Alhamdulillah, gelaran Pilkada
serentak tahun ini telah dilaksanakan. Meski kota kita tidak ikut melaksanakan
pilkada, namun tetaplah puji syukur kita haturkan untuk Sang Maha Pengatur. Beberapa
bulan terakhir, kita begitu disibukkan dengan kampanye dan perang opini untuk
mengunggulkan jago masing-masing.
Berbagai cara ditempuh, mulai dari cara sportif yang halus nan
persuasif, sampai cara kotor yang berlumuran trik dan intrik. Kampanye hitam
(black campaign) tak segan dilakukan. Bahkan kita seakan sudah terbiasa dengan
fitnah dan berita dusta (hoax) yang berseliweran di media sosial.
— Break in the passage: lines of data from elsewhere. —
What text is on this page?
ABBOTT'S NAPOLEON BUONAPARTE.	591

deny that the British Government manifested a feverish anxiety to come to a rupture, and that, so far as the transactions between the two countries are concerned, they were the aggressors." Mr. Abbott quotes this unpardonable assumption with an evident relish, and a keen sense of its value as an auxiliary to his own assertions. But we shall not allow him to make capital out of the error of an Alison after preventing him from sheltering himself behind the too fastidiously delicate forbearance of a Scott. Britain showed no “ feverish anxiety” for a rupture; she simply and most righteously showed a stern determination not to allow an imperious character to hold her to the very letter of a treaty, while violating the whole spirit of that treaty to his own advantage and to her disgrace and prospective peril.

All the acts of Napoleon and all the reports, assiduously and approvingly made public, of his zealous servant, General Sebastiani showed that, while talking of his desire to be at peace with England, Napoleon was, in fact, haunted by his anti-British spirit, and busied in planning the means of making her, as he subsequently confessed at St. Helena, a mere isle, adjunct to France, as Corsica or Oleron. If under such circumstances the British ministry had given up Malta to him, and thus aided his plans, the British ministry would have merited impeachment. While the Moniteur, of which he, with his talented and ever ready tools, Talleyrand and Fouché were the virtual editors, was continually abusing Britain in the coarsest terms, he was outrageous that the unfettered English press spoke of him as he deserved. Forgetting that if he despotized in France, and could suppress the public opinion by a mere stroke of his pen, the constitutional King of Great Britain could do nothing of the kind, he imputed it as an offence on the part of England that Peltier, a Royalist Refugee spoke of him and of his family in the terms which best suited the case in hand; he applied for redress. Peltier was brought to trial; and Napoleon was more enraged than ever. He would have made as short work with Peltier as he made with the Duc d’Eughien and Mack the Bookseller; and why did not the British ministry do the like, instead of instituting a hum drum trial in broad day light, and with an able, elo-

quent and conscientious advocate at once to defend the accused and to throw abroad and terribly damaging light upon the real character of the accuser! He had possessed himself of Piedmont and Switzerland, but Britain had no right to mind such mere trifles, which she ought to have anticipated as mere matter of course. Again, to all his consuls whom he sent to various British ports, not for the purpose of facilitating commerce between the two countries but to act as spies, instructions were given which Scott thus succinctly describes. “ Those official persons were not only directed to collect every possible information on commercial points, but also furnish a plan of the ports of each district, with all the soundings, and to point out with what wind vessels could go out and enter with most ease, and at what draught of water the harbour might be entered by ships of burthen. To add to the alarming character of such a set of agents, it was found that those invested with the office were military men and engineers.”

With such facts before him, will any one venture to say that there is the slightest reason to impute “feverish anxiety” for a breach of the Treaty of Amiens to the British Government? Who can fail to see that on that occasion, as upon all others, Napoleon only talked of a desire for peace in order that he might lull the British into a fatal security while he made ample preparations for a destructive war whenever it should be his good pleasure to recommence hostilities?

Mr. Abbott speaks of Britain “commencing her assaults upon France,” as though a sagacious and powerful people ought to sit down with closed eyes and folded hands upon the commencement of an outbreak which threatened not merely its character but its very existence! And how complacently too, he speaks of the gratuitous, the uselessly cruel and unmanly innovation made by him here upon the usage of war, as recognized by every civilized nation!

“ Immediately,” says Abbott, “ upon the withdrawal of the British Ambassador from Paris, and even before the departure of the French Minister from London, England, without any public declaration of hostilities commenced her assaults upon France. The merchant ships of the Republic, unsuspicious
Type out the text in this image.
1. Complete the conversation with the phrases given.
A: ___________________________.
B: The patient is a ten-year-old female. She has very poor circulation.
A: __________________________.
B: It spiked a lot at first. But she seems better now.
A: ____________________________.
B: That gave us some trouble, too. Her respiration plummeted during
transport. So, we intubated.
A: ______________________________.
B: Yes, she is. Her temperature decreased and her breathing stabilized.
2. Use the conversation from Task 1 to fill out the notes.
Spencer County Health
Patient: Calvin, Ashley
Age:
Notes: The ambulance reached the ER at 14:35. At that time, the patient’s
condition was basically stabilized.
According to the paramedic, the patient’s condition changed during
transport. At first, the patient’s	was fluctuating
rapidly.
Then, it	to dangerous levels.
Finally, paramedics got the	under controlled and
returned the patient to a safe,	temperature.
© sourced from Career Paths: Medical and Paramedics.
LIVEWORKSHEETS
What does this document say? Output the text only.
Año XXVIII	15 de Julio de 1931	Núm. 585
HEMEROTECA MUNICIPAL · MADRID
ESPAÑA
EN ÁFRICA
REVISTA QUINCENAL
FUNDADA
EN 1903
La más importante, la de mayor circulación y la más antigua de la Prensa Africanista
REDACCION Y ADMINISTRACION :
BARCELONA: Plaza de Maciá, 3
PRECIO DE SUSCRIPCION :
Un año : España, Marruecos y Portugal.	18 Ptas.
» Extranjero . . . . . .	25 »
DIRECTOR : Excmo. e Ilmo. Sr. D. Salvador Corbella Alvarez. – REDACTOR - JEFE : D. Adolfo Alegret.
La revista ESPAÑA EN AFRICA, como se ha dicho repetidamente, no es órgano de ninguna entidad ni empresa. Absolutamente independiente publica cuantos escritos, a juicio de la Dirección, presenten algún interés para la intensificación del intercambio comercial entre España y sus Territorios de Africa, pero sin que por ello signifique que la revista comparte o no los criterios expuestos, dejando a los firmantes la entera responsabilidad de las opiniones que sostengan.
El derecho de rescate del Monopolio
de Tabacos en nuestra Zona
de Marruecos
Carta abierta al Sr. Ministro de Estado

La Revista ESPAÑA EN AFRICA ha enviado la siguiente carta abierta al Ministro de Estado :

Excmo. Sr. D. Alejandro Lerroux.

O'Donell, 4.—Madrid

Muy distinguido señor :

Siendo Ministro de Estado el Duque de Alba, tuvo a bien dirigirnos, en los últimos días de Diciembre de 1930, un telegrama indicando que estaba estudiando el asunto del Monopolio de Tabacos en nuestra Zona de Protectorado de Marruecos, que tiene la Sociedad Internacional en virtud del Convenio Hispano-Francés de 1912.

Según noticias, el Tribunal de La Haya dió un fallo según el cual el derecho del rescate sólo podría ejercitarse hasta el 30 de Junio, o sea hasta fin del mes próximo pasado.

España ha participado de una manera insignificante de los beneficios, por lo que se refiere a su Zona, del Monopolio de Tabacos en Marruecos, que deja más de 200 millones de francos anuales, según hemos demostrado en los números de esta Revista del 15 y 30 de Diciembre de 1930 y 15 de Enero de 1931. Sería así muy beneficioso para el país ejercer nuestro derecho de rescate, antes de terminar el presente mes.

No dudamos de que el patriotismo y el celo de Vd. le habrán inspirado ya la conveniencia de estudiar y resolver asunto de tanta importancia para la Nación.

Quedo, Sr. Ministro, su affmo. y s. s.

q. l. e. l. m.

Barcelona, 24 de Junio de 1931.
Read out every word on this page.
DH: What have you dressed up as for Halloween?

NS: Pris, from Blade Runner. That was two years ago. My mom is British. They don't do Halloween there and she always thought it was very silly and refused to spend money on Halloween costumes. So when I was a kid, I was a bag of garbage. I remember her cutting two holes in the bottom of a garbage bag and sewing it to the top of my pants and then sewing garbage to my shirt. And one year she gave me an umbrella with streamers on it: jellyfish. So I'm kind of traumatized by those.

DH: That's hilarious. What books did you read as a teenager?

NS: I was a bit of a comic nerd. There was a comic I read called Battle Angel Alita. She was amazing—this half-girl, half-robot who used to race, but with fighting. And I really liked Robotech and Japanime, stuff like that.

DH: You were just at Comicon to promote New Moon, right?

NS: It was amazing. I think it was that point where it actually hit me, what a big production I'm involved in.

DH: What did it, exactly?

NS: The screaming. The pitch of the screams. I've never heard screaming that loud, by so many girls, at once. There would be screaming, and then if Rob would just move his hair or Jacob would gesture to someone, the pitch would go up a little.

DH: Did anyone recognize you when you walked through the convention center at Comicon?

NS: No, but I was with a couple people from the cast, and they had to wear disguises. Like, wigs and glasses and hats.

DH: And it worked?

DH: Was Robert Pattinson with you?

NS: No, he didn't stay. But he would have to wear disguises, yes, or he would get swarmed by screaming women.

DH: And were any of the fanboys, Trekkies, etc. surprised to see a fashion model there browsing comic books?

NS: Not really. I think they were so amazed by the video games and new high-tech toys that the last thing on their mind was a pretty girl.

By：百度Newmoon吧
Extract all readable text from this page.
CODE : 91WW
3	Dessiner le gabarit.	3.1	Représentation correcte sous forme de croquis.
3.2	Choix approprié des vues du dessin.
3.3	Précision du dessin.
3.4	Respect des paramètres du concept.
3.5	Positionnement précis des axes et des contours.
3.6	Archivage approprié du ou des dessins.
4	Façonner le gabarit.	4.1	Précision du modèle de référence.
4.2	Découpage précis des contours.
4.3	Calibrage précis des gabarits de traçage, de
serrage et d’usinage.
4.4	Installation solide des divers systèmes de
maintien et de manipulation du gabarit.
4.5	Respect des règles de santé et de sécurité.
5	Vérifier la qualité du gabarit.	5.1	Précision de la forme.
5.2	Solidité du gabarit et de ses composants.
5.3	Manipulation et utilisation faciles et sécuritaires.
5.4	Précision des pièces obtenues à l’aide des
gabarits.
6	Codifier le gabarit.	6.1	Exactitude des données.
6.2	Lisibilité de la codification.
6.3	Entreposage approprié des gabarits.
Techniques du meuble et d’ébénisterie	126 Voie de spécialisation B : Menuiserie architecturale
Menista agama dan ulama tidak lagi dianggap tabu. Atau sebaliknya, memanfaatkan
ayat-ayat Tuhan untuk meraih kekuasaan menjadi biasa.
Alhamdulillah,
segala pujian bagi Allah, hal-hal yang menurut kami sangat menjijikkan itu
telah berakhir dengan dilakukannya pemungutan suara. Kami pikir setelah itu
tidak akan ada lagi aksi saling hujat dan saling hina antar sesama. Sirna sudah
segala berita hoax dan dusta dari lini masa. Tapi ternyata kami salah
sangka. Media massa masih dipenuhi
klaim-klaim sepihak untuk membangun opini tentang kemenangan. Yang menang
merasa jumawa, dan yang kalah mencari-cari kecurangan yang dilakukan oleh sang
pemenang. Strategi susulan disiapkan untuk menyongsong putaran kedua, atau
malah menggugat lawan secara hukum melalui Mahkamah Konstitusi. Kalau kita
terus-menerus disibukkan dengan hal-hal seperti ini, kapan kita bisa bersatu
untuk membangun bangsa dan negara?
Sebagai umat
muslim, mungkin kita perlu merenungkan kembali pesan Ilahi yang tertuang dalam
al-Qur’an surat Al-Hujurat ayat 9 sebagaimana kami sebutkan di awal tulisan. Kita
tahu, saat masa-masa kampanye, masyarakat Indonesia ikut terpecah menjadi
beberapa kubu untuk mendukung calon pemimpin Jakarta. Masing-masing kubu
berusaha sekuat tenaga untuk memenangkan pasangan calon yang mereka usung. Tak
jarang terjadi saling serang antar pendukung. Berbagai cacian dan hinaan dengan
mudahnya meluncur dari mulut dan jari-jari mereka. Nah, setelah pilkada ini
selesai, tugas mereka yang masih "waras" akal pikirnya adalah
mendamaikan antar kubu yang masih berseteru. Rekonsiliasi adalah sebuah
keharusan jika kita ingin bangsa ini maju dan memperoleh kesejahteraan. Setelah
hasil resmi pilkada dari KPU diumumkan, tak jarang pihak yang kalah belum bisa
menerima keputusan. Jika mereka menggugat hasil itu melalui Mahkamah
Konstitusi, maka hadapilah tuntutan mereka secara fair dan profesional. Tapi
jika mereka bertindak anarkis dan cenderung sparatis, maka tugas aparat
keamanan untuk melawan dan menangkap mereka, serta mendidik mereka supaya bisa
legowo menerima keputusan final yang sah.
Selayaknya
kemudian kita juga mencermati ayat ke 10 dari surat al-Hujurat yang artinya “orang-orang
beriman itu sesungguhnya bersaudara. sebab itu damaikanlah (perbaikilah
hubungan) antara kedua saudaramu itu dan takutlah terhadap Allah, supaya kamu
mendapat rahmat.” Mayoritas warga Indonesia adalah kaum beriman.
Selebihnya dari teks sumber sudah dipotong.